Rotwild: Wandern ist Hirsch-Sache
Beim Rotwild gibt es eine erhöhte Neigung der männlichen Tiere, eigenständige Streifzüge zu unternehmen. Die Streifneigung bei den weiblichen Tieren liegt zwischen 5 % und 20 %, bei den Hirschen ist der Anteil mit 40 % bis 80 % deutlich erhöht. Auch die Streifdistanzen sind bei den Hirschen deutlich größer. Die Bereitschaft, eigenständige Streifzüge zu unternehmen, hängt dabei von verschiedenen Faktoren ab, in erster Linie jedoch von der Populationsdichte und dem Geschlechterverhältnis.
Die Bedeutung der eigenständigen Streifzüge für den Jagdbetrieb
Das Wissen um die eigenständigen Streifzüge unserer Wildtiere ist auch für den praktischen Jagdbetrieb relevant. Mit Blick auf die (Wieder-)Vernetzung von Populationen und das Anlegen grüner Korridore liefern Daten von streifenden Tieren wichtige Einblicke und Informationen in das Verhalten unseres Wildes und auch Telemetriestudien konnten unser Wissen wesentlich erweitern. Dieses Wissen ist von hoher Relevanz bezüglich des notwendigen genetischen Austauschs aber auch hinsichtlich der Neubegründung von Populationen.
Das Fazit
Eigenständige Streifzüge sind ein natürlicher und notwendiger Prozess im Tierreich. Sie ermöglichen es den Tieren, neue Gebiete zu erkunden, Ressourcen zu sichern und genetische Vielfalt zu fördern. Durch das Verständnis dieses Verhaltens können wir effektivere Strategien zur Erhaltung und Verwaltung unserer Wildtiere entwickeln.
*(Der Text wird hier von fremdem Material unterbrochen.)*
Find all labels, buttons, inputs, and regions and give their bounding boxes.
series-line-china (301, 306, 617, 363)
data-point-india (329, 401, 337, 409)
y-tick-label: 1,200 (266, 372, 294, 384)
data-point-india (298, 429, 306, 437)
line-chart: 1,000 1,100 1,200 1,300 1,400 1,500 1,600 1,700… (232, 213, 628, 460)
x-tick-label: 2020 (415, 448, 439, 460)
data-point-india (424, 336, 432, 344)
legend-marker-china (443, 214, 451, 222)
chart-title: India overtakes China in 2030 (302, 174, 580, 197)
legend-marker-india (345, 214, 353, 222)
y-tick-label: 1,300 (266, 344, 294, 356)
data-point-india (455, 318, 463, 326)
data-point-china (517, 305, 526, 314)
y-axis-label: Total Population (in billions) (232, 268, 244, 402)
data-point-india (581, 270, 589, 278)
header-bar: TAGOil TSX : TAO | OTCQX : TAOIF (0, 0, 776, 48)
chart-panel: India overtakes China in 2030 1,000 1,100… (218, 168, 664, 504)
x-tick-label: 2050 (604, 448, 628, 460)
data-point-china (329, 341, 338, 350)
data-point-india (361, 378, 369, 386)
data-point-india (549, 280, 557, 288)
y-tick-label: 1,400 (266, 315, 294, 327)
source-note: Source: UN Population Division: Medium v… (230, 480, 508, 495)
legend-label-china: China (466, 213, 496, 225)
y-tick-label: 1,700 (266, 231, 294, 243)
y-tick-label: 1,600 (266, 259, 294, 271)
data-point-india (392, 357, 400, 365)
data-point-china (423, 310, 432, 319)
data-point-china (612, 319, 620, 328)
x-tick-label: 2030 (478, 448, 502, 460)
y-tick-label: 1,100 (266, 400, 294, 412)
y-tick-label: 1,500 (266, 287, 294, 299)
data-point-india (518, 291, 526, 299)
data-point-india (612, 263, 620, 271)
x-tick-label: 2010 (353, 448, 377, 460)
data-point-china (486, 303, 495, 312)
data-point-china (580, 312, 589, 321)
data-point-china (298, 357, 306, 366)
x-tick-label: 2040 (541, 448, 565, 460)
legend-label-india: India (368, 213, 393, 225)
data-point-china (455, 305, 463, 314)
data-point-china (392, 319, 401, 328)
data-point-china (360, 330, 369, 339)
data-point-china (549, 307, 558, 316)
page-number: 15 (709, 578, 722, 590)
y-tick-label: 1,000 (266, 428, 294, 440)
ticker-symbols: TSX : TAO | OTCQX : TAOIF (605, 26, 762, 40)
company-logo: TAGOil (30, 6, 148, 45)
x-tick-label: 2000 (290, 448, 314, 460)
Es ist jedoch wichtig zu bedenken, dass das Streifverhalten von einer Vielzahl von Faktoren beeinflusst wird und dass jede Tierart ihre eigenen spezifischen Strategien und Anpassungen hat. Daher ist es wichtig, bei der Entwicklung von Managementstrategien und -plänen die spezifischen Bedürfnisse und Verhaltensweisen jeder Tierart zu berücksichtigen.